A plan that could bring the World Wide Web under more commercial control could threaten free speech and allow totalitarian governments to muzzle dissidents.
Efforts to give different priorities to web traffic and closed systems like Facebook and iTunes threaten the web's ability to promote free speech, said Tim Berners-Lee, the British engineer who created the first website in 1990.
He made the statements in an essay published in December's Scientific American to mark the 20th anniversary of the World Wide Web.
"If we, the Web's users, allow these and other trends to proceed unchecked, the Web could be broken into fragmented islands. We could lose the freedom to connect with whichever Web sites we want," he wrote.
The inventor of the web also criticized a variety of companies including Apple, Facebook, Verizon, Google and Internet Service providers for advocating changes that could hamper the world's last electronic frontier.
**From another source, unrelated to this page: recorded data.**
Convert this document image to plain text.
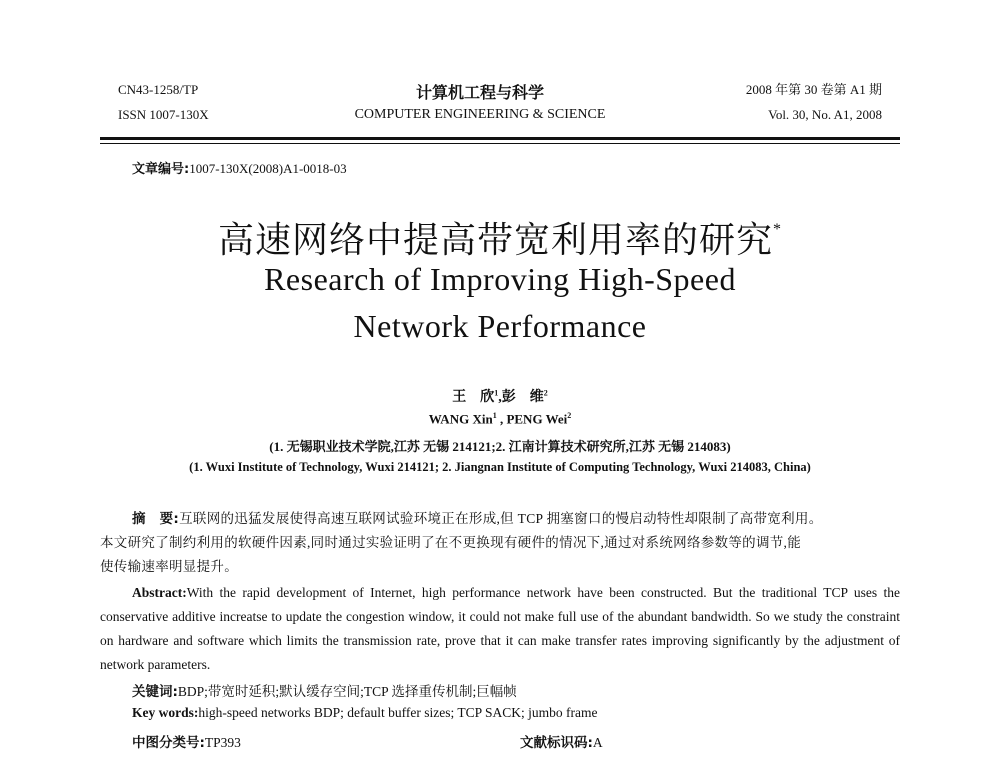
CN43-1258/TP
ISSN 1007-130X
计算机工程与科学
COMPUTER ENGINEERING & SCIENCE
2008 年第 30 卷第 A1 期
Vol. 30, No. A1, 2008
文章编号:1007-130X(2008)A1-0018-03
高速网络中提高带宽利用率的研究*
Research of Improving High-Speed
Network Performance
王　欣$^1$,彭　维$^2$
WANG Xin$^1$ , PENG Wei$^2$
(1. 无锡职业技术学院,江苏 无锡 214121;2. 江南计算技术研究所,江苏 无锡 214083)
(1. Wuxi Institute of Technology, Wuxi 214121; 2. Jiangnan Institute of Computing Technology, Wuxi 214083, China)
摘　要:互联网的迅猛发展使得高速互联网试验环境正在形成,但 TCP 拥塞窗口的慢启动特性却限制了高带宽利用。
本文研究了制约利用的软硬件因素,同时通过实验证明了在不更换现有硬件的情况下,通过对系统网络参数等的调节,能
使传输速率明显提升。
Abstract:With the rapid development of Internet, high performance network have been constructed. But the traditional TCP uses the conservative additive increatse to update the congestion window, it could not make full use of the abundant bandwidth. So we study the constraint on hardware and software which limits the transmission rate, prove that it can make transfer rates improving significantly by the adjustment of network parameters.
关键词:BDP;带宽时延积;默认缓存空间;TCP 选择重传机制;巨幅帧
Key words:high-speed networks BDP; default buffer sizes; TCP SACK; jumbo frame
中图分类号:TP393	文献标识码:A
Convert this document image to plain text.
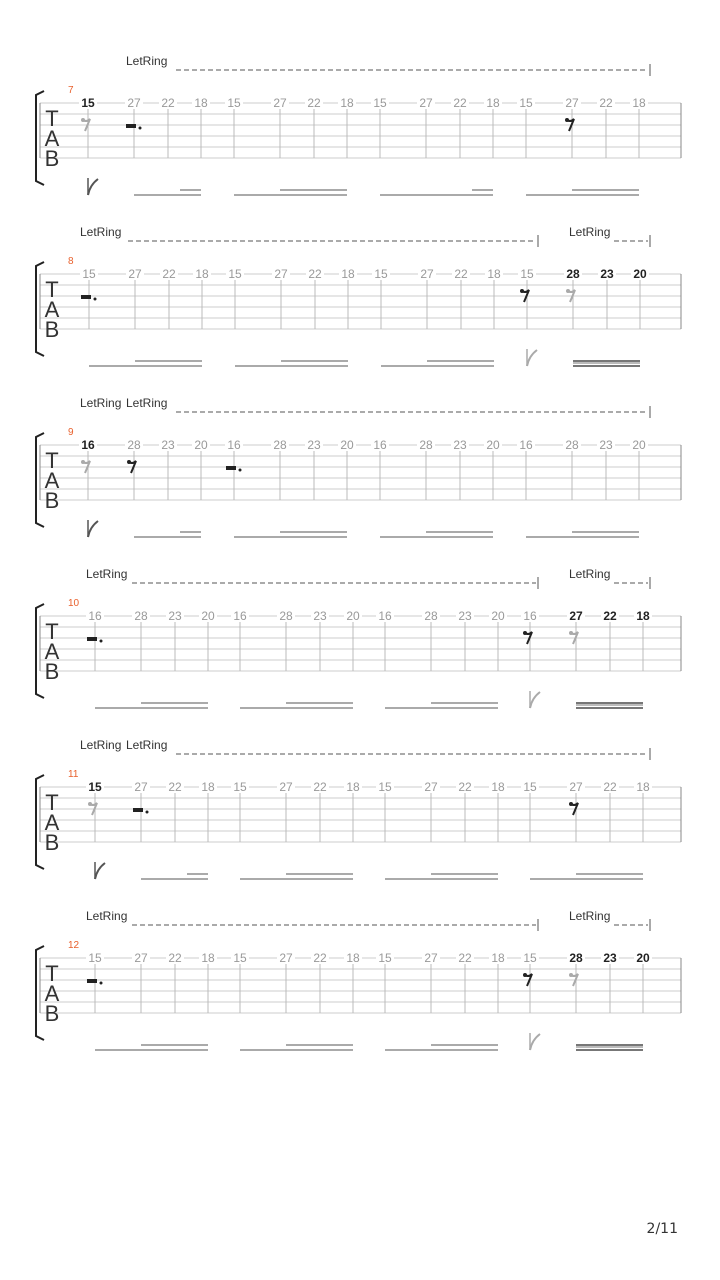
7
T
A
B
15	27 22 18 15	27 22 18 15	27 22 18 15	27 22 18
LetRing
8
T
A
B
15	27 22 18 15	27 22 18 15	27 22 18 15	28 23 20
LetRing	LetRing
9
T
A
B
16	28 23 20 16	28 23 20 16	28 23 20 16	28 23 20
LetRing LetRing
10
T
A
B
16	28 23 20 16	28 23 20 16	28 23 20 16	27 22 18
LetRing	LetRing
11
T
A
B
15	27 22 18 15	27 22 18 15	27 22 18 15	27 22 18
LetRing LetRing
12
T
A
B
15	27 22 18 15	27 22 18 15	27 22 18 15	28 23 20
LetRing	LetRing
2/11
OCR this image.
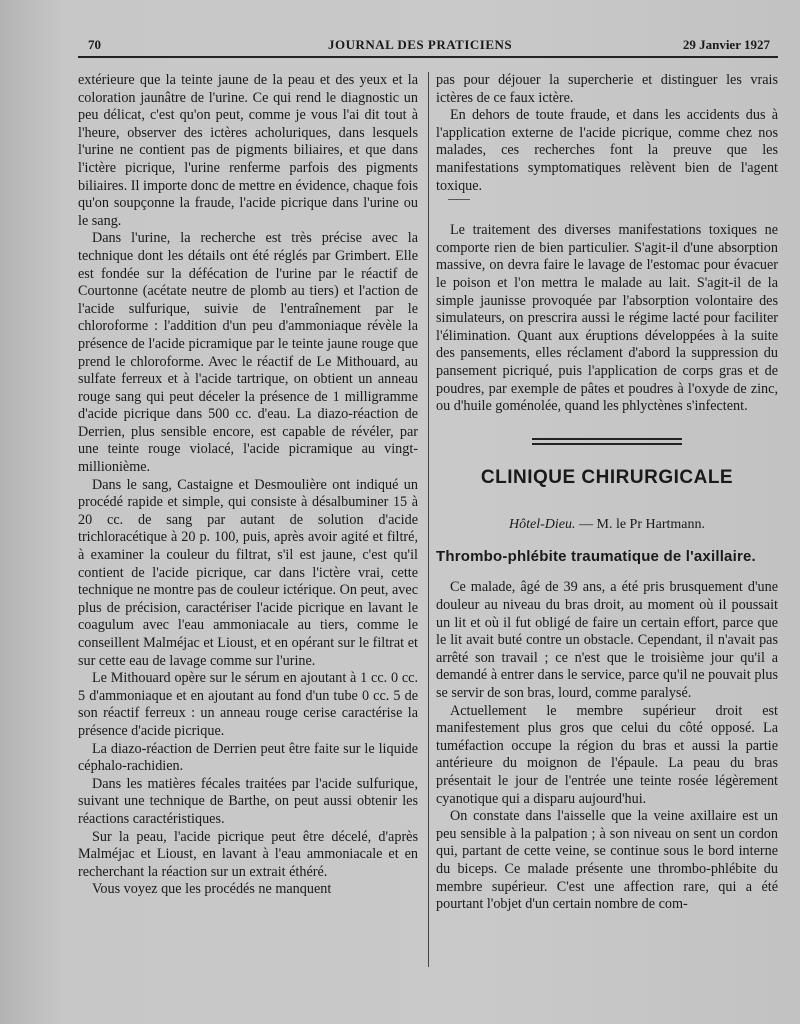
70	JOURNAL DES PRATICIENS	29 Janvier 1927

extérieure que la teinte jaune de la peau et des yeux et la coloration jaunâtre de l'urine. Ce qui rend le diagnostic un peu délicat, c'est qu'on peut, comme je vous l'ai dit tout à l'heure, observer des ictères acholuriques, dans lesquels l'urine ne contient pas de pigments biliaires, et que dans l'ictère picrique, l'urine renferme parfois des pigments biliaires. Il importe donc de mettre en évidence, chaque fois qu'on soupçonne la fraude, l'acide picrique dans l'urine ou le sang.

Dans l'urine, la recherche est très précise avec la technique dont les détails ont été réglés par Grimbert. Elle est fondée sur la défécation de l'urine par le réactif de Courtonne (acétate neutre de plomb au tiers) et l'action de l'acide sulfurique, suivie de l'entraînement par le chloroforme : l'addition d'un peu d'ammoniaque révèle la présence de l'acide picramique par le teinte jaune rouge que prend le chloroforme. Avec le réactif de Le Mithouard, au sulfate ferreux et à l'acide tartrique, on obtient un anneau rouge sang qui peut déceler la présence de 1 milligramme d'acide picrique dans 500 cc. d'eau. La diazo-réaction de Derrien, plus sensible encore, est capable de révéler, par une teinte rouge violacé, l'acide picramique au vingt-millionième.

Dans le sang, Castaigne et Desmoulière ont indiqué un procédé rapide et simple, qui consiste à désalbuminer 15 à 20 cc. de sang par autant de solution d'acide trichloracétique à 20 p. 100, puis, après avoir agité et filtré, à examiner la couleur du filtrat, s'il est jaune, c'est qu'il contient de l'acide picrique, car dans l'ictère vrai, cette technique ne montre pas de couleur ictérique. On peut, avec plus de précision, caractériser l'acide picrique en lavant le coagulum avec l'eau ammoniacale au tiers, comme le conseillent Malméjac et Lioust, et en opérant sur le filtrat et sur cette eau de lavage comme sur l'urine.

Le Mithouard opère sur le sérum en ajoutant à 1 cc. 0 cc. 5 d'ammoniaque et en ajoutant au fond d'un tube 0 cc. 5 de son réactif ferreux : un anneau rouge cerise caractérise la présence d'acide picrique.

La diazo-réaction de Derrien peut être faite sur le liquide céphalo-rachidien.

Dans les matières fécales traitées par l'acide sulfurique, suivant une technique de Barthe, on peut aussi obtenir les réactions caractéristiques.

Sur la peau, l'acide picrique peut être décelé, d'après Malméjac et Lioust, en lavant à l'eau ammoniacale et en recherchant la réaction sur un extrait éthéré.

Vous voyez que les procédés ne manquent

pas pour déjouer la supercherie et distinguer les vrais ictères de ce faux ictère.

En dehors de toute fraude, et dans les accidents dus à l'application externe de l'acide picrique, comme chez nos malades, ces recherches font la preuve que les manifestations symptomatiques relèvent bien de l'agent toxique.

Le traitement des diverses manifestations toxiques ne comporte rien de bien particulier. S'agit-il d'une absorption massive, on devra faire le lavage de l'estomac pour évacuer le poison et l'on mettra le malade au lait. S'agit-il de la simple jaunisse provoquée par l'absorption volontaire des simulateurs, on prescrira aussi le régime lacté pour faciliter l'élimination. Quant aux éruptions développées à la suite des pansements, elles réclament d'abord la suppression du pansement picriqué, puis l'application de corps gras et de poudres, par exemple de pâtes et poudres à l'oxyde de zinc, ou d'huile goménolée, quand les phlyctènes s'infectent.

CLINIQUE CHIRURGICALE
Hôtel-Dieu. — M. le Pr Hartmann.
Thrombo-phlébite traumatique de l'axillaire.

Ce malade, âgé de 39 ans, a été pris brusquement d'une douleur au niveau du bras droit, au moment où il poussait un lit et où il fut obligé de faire un certain effort, parce que le lit avait buté contre un obstacle. Cependant, il n'avait pas arrêté son travail ; ce n'est que le troisième jour qu'il a demandé à entrer dans le service, parce qu'il ne pouvait plus se servir de son bras, lourd, comme paralysé.

Actuellement le membre supérieur droit est manifestement plus gros que celui du côté opposé. La tuméfaction occupe la région du bras et aussi la partie antérieure du moignon de l'épaule. La peau du bras présentait le jour de l'entrée une teinte rosée légèrement cyanotique qui a disparu aujourd'hui.

On constate dans l'aisselle que la veine axillaire est un peu sensible à la palpation ; à son niveau on sent un cordon qui, partant de cette veine, se continue sous le bord interne du biceps. Ce malade présente une thrombo-phlébite du membre supérieur. C'est une affection rare, qui a été pourtant l'objet d'un certain nombre de com-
"Some of [the web's] most successful inhabitants have begun to chip away at its principles," he said in the Scientific American essay. "Large social-networking sites are walling off information posted by their users from the rest of the web. Wireless internet providers are being tempted to slow traffic to sites with which they have not made deals. Governments - totalitarian and democratic alike - are monitoring people's online habits, endangering important human rights."
The web started small.
In December 1990, the first website, the first web server and first browser were contained in one single computer as an experiment in Berners-Lee's office in Geneva, Switzerland.